Rav Hayim Joseph David Azulai (the Chidah) in his manuscript, Shem haGedolim, states there is yet another version of the origins of the Zohar, which concerns a king who ordered an excavation in search of treasure, but instead found the Zohar. It was brought to the wise men of Christendom, who failed to decipher it. So they brought the enigmatic manuscript to the hub of kabbalistic study, Toledo, Spain, where it came into the hands of Moses De Leon.
In Morals and Dogma, Brigadier General Albert Pike cast light on the mysterious origins of the Freemasons, and he revealed a tightly guarded secret concerning the source of all wisdom and the true origins of Christianity, quoting: “All religions have issued from Kabbalah and return to it.”
Thomas Alva Edison also drew on Kabbalah and shared its views on the fundamental nature of reality. Edison believed that the building blocks of reality were not physical entities but rather fields of energy imbued with consciousness, and thus were the source of human consciousness. He said that chemistry could, indeed, prove the existence of God. Edison joined the Theosophical Society whose members studied Kabbalah and the Zohar.
Rav Ashlag opened the first ever Kabbalah Centre in Jerusalem in 1922. Rav Ashlag decided it was time that Kabbalah and Zohar were revealed to everyone and wrote the Sulam to the Zohar.
Rav Ashlag’s disciple and successor, Rav Yehuda Tzvi Brandwein, helped complete and publish Rav Ashlag’s monumental Hebrew translation and commentary. Rav Brandwein believed—as did the kabbalists before him—that the dissemination of the Zohar would remove the religious persecutions and bloodshed that had marked the landscape of humankind for thousands of years. And this would happen once the Zohar’s rich and deep texts were made comprehensible to the common person.

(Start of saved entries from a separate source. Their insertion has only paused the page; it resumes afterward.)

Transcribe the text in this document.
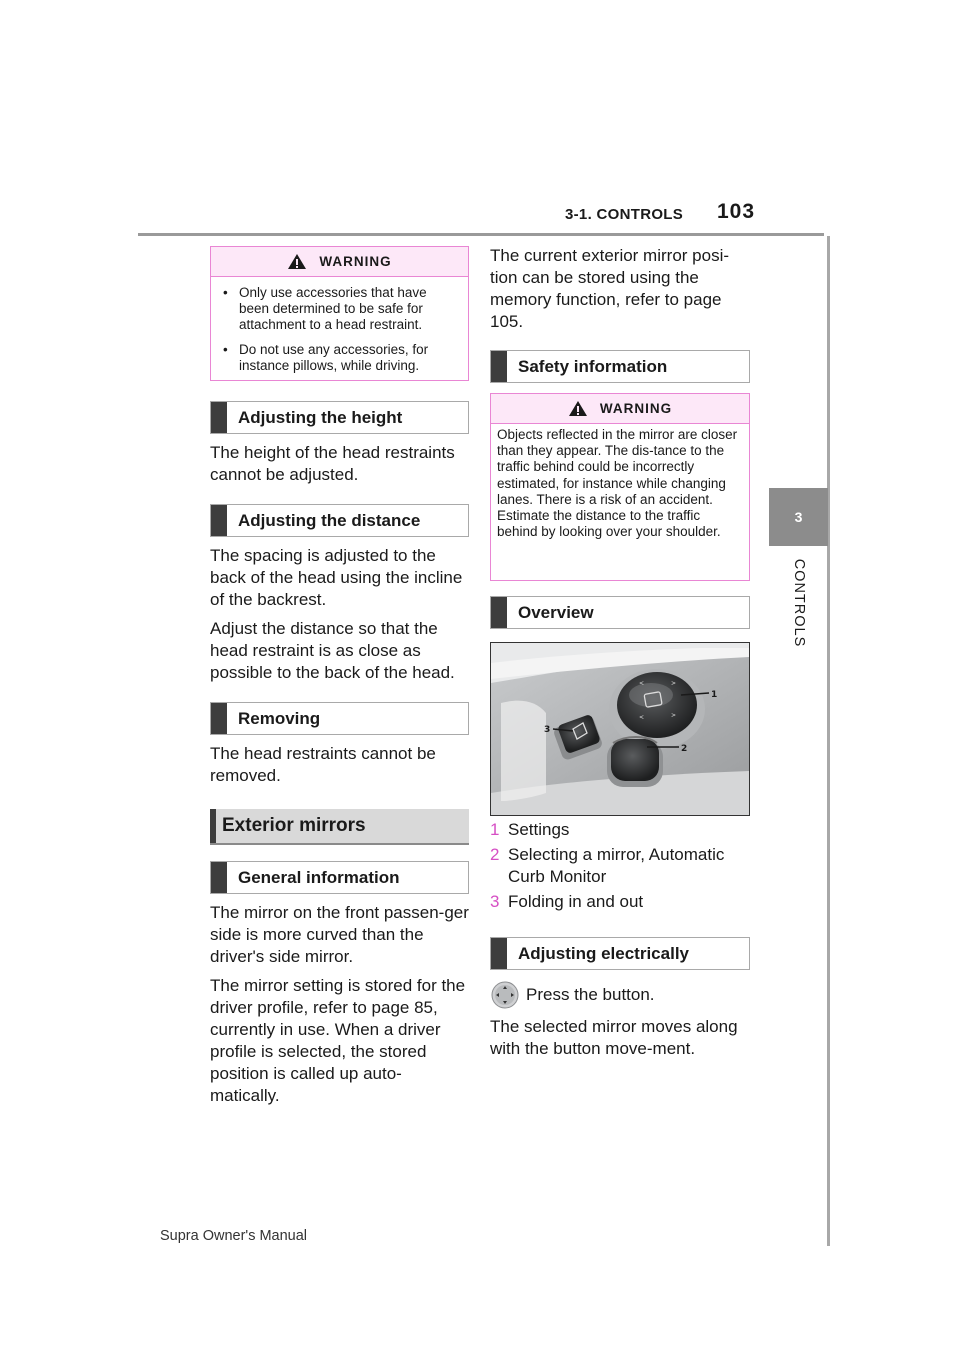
3-1. CONTROLS 103
3
CONTROLS
WARNING
• Only use accessories that have been determined to be safe for attachment to a head restraint.
• Do not use any accessories, for instance pillows, while driving.
Adjusting the height

The height of the head restraints cannot be adjusted.

Adjusting the distance

The spacing is adjusted to the back of the head using the incline of the backrest.

Adjust the distance so that the head restraint is as close as possible to the back of the head.

Removing

The head restraints cannot be removed.

Exterior mirrors
General information

The mirror on the front passen-ger side is more curved than the driver's side mirror.

The mirror setting is stored for the driver profile, refer to page 85, currently in use. When a driver profile is selected, the stored position is called up auto-matically.

The current exterior mirror posi-tion can be stored using the memory function, refer to page 105.

Safety information
WARNING
Objects reflected in the mirror are closer than they appear. The dis-tance to the traffic behind could be incorrectly estimated, for instance while changing lanes. There is a risk of an accident. Estimate the distance to the traffic behind by looking over your shoulder.
Overview
<	>
<	>
1
2
3
1 Settings
2 Selecting a mirror, Automatic Curb Monitor
3 Folding in and out
Adjusting electrically
Press the button.

The selected mirror moves along with the button move-ment.

Supra Owner's Manual
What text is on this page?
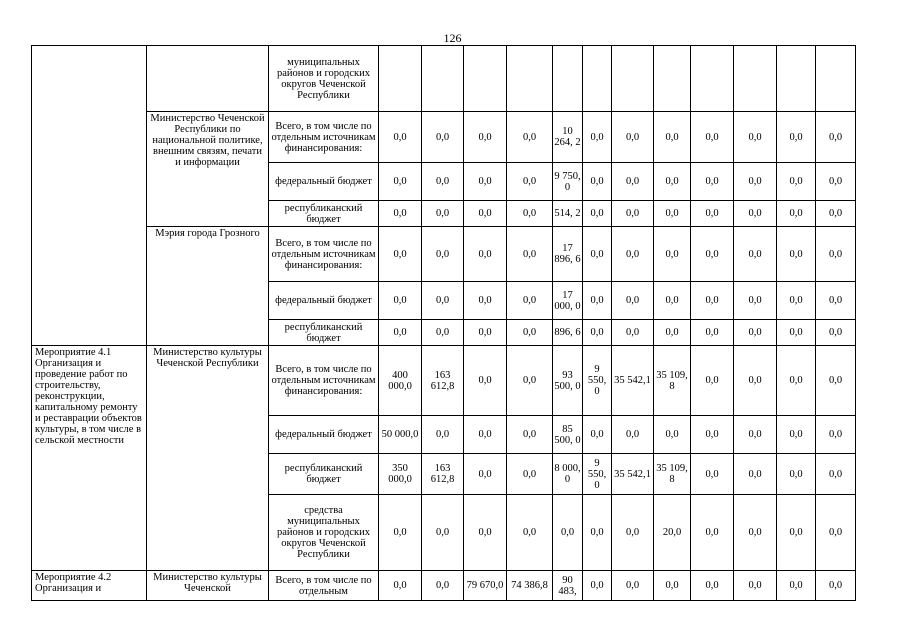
126
		муниципальных районов и городских округов Чеченской Республики												
	Министерство Чеченской Республики по национальной политике, внешним связям, печати и информации	Всего, в том числе по отдельным источникам финансирования:	0,0	0,0	0,0	0,0	10 264, 2	0,0	0,0	0,0	0,0	0,0	0,0	0,0
		федеральный бюджет	0,0	0,0	0,0	0,0	9 750, 0	0,0	0,0	0,0	0,0	0,0	0,0	0,0
		республиканский бюджет	0,0	0,0	0,0	0,0	514, 2	0,0	0,0	0,0	0,0	0,0	0,0	0,0
	Мэрия города Грозного	Всего, в том числе по отдельным источникам финансирования:	0,0	0,0	0,0	0,0	17 896, 6	0,0	0,0	0,0	0,0	0,0	0,0	0,0
		федеральный бюджет	0,0	0,0	0,0	0,0	17 000, 0	0,0	0,0	0,0	0,0	0,0	0,0	0,0
		республиканский бюджет	0,0	0,0	0,0	0,0	896, 6	0,0	0,0	0,0	0,0	0,0	0,0	0,0
Мероприятие 4.1 Организация и проведение работ по строительству, реконструкции, капитальному ремонту и реставрации объектов культуры, в том числе в сельской местности	Министерство культуры Чеченской Республики	Всего, в том числе по отдельным источникам финансирования:	400 000,0	163 612,8	0,0	0,0	93 500, 0	9 550, 0	35 542,1	35 109, 8	0,0	0,0	0,0	0,0
		федеральный бюджет	50 000,0	0,0	0,0	0,0	85 500, 0	0,0	0,0	0,0	0,0	0,0	0,0	0,0
		республиканский бюджет	350 000,0	163 612,8	0,0	0,0	8 000, 0	9 550, 0	35 542,1	35 109, 8	0,0	0,0	0,0	0,0
		средства муниципальных районов и городских округов Чеченской Республики	0,0	0,0	0,0	0,0	0,0	0,0	0,0	20,0	0,0	0,0	0,0	0,0
Мероприятие 4.2 Организация и	Министерство культуры Чеченской	Всего, в том числе по отдельным	0,0	0,0	79 670,0	74 386,8	90 483,	0,0	0,0	0,0	0,0	0,0	0,0	0,0
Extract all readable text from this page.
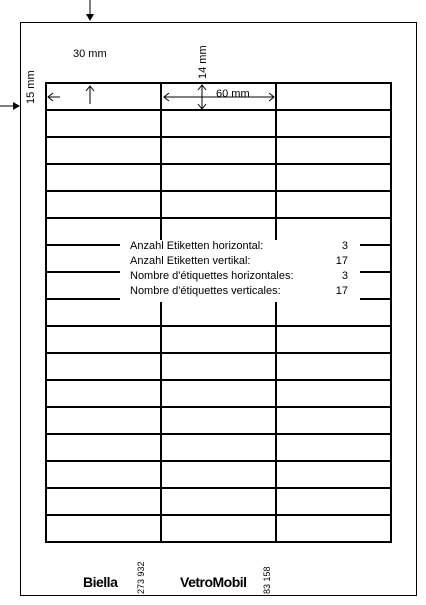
30 mm	14 mm
60 mm
15 mm
Anzahl Etiketten horizontal:	3
Anzahl Etiketten vertikal:	17
Nombre d'étiquettes horizontales:	3
Nombre d'étiquettes verticales:	17
Biella 273 932 VetroMobil 83 158
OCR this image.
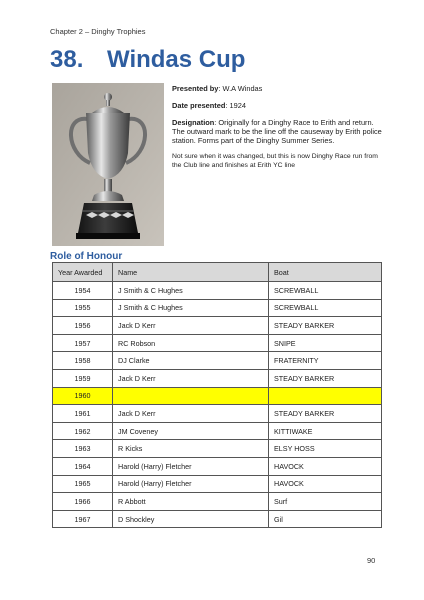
Chapter 2 – Dinghy Trophies
38. Windas Cup

Presented by: W.A Windas

Date presented: 1924

Designation: Originally for a Dinghy Race to Erith and return. The outward mark to be the line off the causeway by Erith police station. Forms part of the Dinghy Summer Series.

Not sure when it was changed, but this is now Dinghy Race run from the Club line and finishes at Erith YC line

Role of Honour
Year Awarded	Name	Boat
1954	J Smith & C Hughes	SCREWBALL
1955	J Smith & C Hughes	SCREWBALL
1956	Jack D Kerr	STEADY BARKER
1957	RC Robson	SNIPE
1958	DJ Clarke	FRATERNITY
1959	Jack D Kerr	STEADY BARKER
1960		
1961	Jack D Kerr	STEADY BARKER
1962	JM Coveney	KITTIWAKE
1963	R Kicks	ELSY HOSS
1964	Harold (Harry) Fletcher	HAVOCK
1965	Harold (Harry) Fletcher	HAVOCK
1966	R Abbott	Surf
1967	D Shockley	Gil
90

Max I. Dimont, in his book Jews, God and History, considered the role of the Zohar as a possible scientific catalyst. Evidence pointing to a kabbalistic connection with the likes of Sir Isaac Newton, Wilhelm Leibniz, and others had not yet emerged.
Kabbalist Rav Philip Berg became director of The Kabbalah Centre, assuming leadership from his master and teacher Rav Brandwein. Rav Berg brought to fruition the goal of his teacher and his teacher’s teacher by publishing The Writings of the Ari and the Sulam edition of the Zohar in the 1970’s and 80’s. Close to three hundred thousand sets of The Writings of the Ari and a half a million volumes of the Zohar with Ma’a lot haSulam and Sulam commentaries made it, at that time, the largest production and dissemination of Zoharic and Lurianic Kabbalistic texts since the inception of the printing press and thus, in all of history.
There are millions of sets of the Zohar currently in circulation worldwide.